Arizona State Representative Bob Thorpe stated, “Based upon SCOTUS rulings from the past 5-days, I would have never expected the courts to actually side with the states over the out of control EPA and Obama’s personal war on coal. Coal-fired power stations were built in Arizona at the insistence of the Federal government. Due to the Fuel Use Act of 1978, the Feds forced Arizona to build coal-fired power plants because they felt there wasn’t enough available natural gas.

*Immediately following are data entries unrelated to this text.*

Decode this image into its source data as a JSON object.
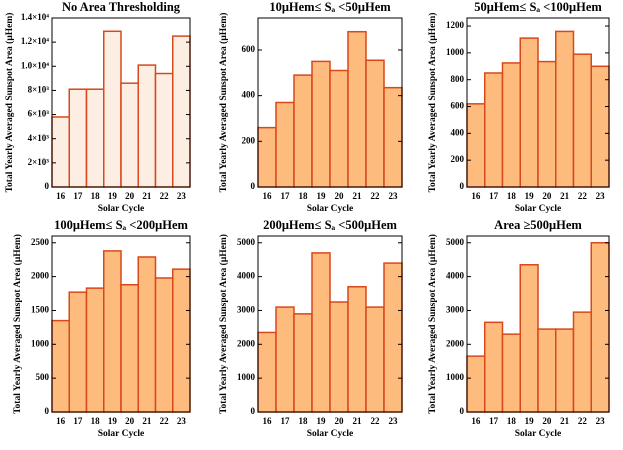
{
  "chart_data": [
    {
      "type": "bar",
      "title": "No Area Thresholding",
      "xlabel": "Solar Cycle",
      "ylabel": "Total Yearly Averaged Sunspot Area (μHem)",
      "categories": [
        "16",
        "17",
        "18",
        "19",
        "20",
        "21",
        "22",
        "23"
      ],
      "values": [
        5800,
        8100,
        8100,
        12900,
        8600,
        10100,
        9400,
        12500
      ],
      "color": "#fdeee4",
      "edgecolor": "#d9481b",
      "ylim": [
        0,
        14000
      ],
      "yticks": [
        0,
        {
          "value": 2000,
          "label": "2×10³"
        },
        {
          "value": 4000,
          "label": "4×10³"
        },
        {
          "value": 6000,
          "label": "6×10³"
        },
        {
          "value": 8000,
          "label": "8×10³"
        },
        {
          "value": 10000,
          "label": "1.0×10⁴"
        },
        {
          "value": 12000,
          "label": "1.2×10⁴"
        },
        {
          "value": 14000,
          "label": "1.4×10⁴"
        }
      ]
    },
    {
      "type": "bar",
      "title": "10μHem≤ Sₐ <50μHem",
      "xlabel": "Solar Cycle",
      "ylabel": "Total Yearly Averaged Sunspot Area (μHem)",
      "categories": [
        "16",
        "17",
        "18",
        "19",
        "20",
        "21",
        "22",
        "23"
      ],
      "values": [
        260,
        370,
        490,
        550,
        510,
        680,
        555,
        435
      ],
      "color": "#fdbb7e",
      "edgecolor": "#d9481b",
      "ylim": [
        0,
        740
      ],
      "yticks": [
        0,
        200,
        400,
        600
      ]
    },
    {
      "type": "bar",
      "title": "50μHem≤ Sₐ <100μHem",
      "xlabel": "Solar Cycle",
      "ylabel": "Total Yearly Averaged Sunspot Area (μHem)",
      "categories": [
        "16",
        "17",
        "18",
        "19",
        "20",
        "21",
        "22",
        "23"
      ],
      "values": [
        620,
        850,
        925,
        1110,
        935,
        1160,
        990,
        900
      ],
      "color": "#fdbb7e",
      "edgecolor": "#d9481b",
      "ylim": [
        0,
        1260
      ],
      "yticks": [
        0,
        200,
        400,
        600,
        800,
        1000,
        1200
      ]
    },
    {
      "type": "bar",
      "title": "100μHem≤ Sₐ <200μHem",
      "xlabel": "Solar Cycle",
      "ylabel": "Total Yearly Averaged Sunspot Area (μHem)",
      "categories": [
        "16",
        "17",
        "18",
        "19",
        "20",
        "21",
        "22",
        "23"
      ],
      "values": [
        1350,
        1770,
        1830,
        2380,
        1880,
        2290,
        1980,
        2110
      ],
      "color": "#fdbb7e",
      "edgecolor": "#d9481b",
      "ylim": [
        0,
        2600
      ],
      "yticks": [
        0,
        500,
        1000,
        1500,
        2000,
        2500
      ]
    },
    {
      "type": "bar",
      "title": "200μHem≤ Sₐ <500μHem",
      "xlabel": "Solar Cycle",
      "ylabel": "Total Yearly Averaged Sunspot Area (μHem)",
      "categories": [
        "16",
        "17",
        "18",
        "19",
        "20",
        "21",
        "22",
        "23"
      ],
      "values": [
        2350,
        3100,
        2900,
        4700,
        3250,
        3700,
        3100,
        4400
      ],
      "color": "#fdbb7e",
      "edgecolor": "#d9481b",
      "ylim": [
        0,
        5200
      ],
      "yticks": [
        0,
        1000,
        2000,
        3000,
        4000,
        5000
      ]
    },
    {
      "type": "bar",
      "title": "Area ≥500μHem",
      "xlabel": "Solar Cycle",
      "ylabel": "Total Yearly Averaged Sunspot Area (μHem)",
      "categories": [
        "16",
        "17",
        "18",
        "19",
        "20",
        "21",
        "22",
        "23"
      ],
      "values": [
        1650,
        2650,
        2300,
        4350,
        2450,
        2450,
        2950,
        5000
      ],
      "color": "#fdbb7e",
      "edgecolor": "#d9481b",
      "ylim": [
        0,
        5200
      ],
      "yticks": [
        0,
        1000,
        2000,
        3000,
        4000,
        5000
      ]
    }
  ]
}
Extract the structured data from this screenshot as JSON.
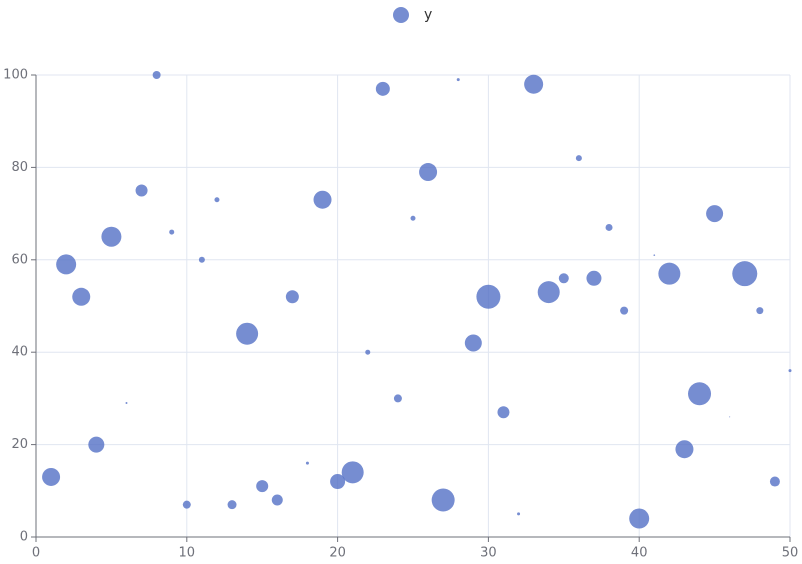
{
  "chart_data": {
    "type": "scatter",
    "x": [
      1,
      2,
      3,
      4,
      5,
      6,
      7,
      8,
      9,
      10,
      11,
      12,
      13,
      14,
      15,
      16,
      17,
      18,
      19,
      20,
      21,
      22,
      23,
      24,
      25,
      26,
      27,
      28,
      29,
      30,
      31,
      32,
      33,
      34,
      35,
      36,
      37,
      38,
      39,
      40,
      41,
      42,
      43,
      44,
      45,
      46,
      47,
      48,
      49,
      50
    ],
    "series": [
      {
        "name": "y",
        "color": "#5470c6",
        "values": [
          13,
          59,
          52,
          20,
          65,
          29,
          75,
          100,
          66,
          7,
          60,
          73,
          7,
          44,
          11,
          8,
          52,
          16,
          73,
          12,
          14,
          40,
          97,
          30,
          69,
          79,
          8,
          99,
          42,
          52,
          27,
          5,
          98,
          53,
          56,
          82,
          56,
          67,
          49,
          4,
          61,
          57,
          19,
          31,
          70,
          26,
          57,
          49,
          12,
          36
        ],
        "sizes": [
          18,
          20,
          18,
          16,
          20,
          2,
          12,
          8,
          5,
          8,
          6,
          5,
          9,
          22,
          12,
          11,
          13,
          3,
          18,
          15,
          22,
          5,
          14,
          8,
          5,
          18,
          23,
          3,
          17,
          24,
          12,
          3,
          19,
          22,
          10,
          6,
          15,
          7,
          8,
          20,
          1.6,
          22,
          18,
          23,
          17,
          1,
          25,
          7,
          10,
          3
        ]
      }
    ],
    "xlim": [
      0,
      50
    ],
    "xticks": [
      0,
      10,
      20,
      30,
      40,
      50
    ],
    "ylim": [
      0,
      100
    ],
    "yticks": [
      0,
      20,
      40,
      60,
      80,
      100
    ],
    "grid": true,
    "legend": "top"
  }
}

Arizona followed Federal instructions and has benefited from low sulfur coal, an abundant local fuel that has provided clean, low-cost, reliable energy, and good paying jobs for our Native citizens on the reservations. Now in a twist of cruel irony, the EPA wants to fine and punish Arizona for following Federal instructions. I am very pleased that the court has sided with our utility customers and has recognized how unreasonable EPA rulings have become.”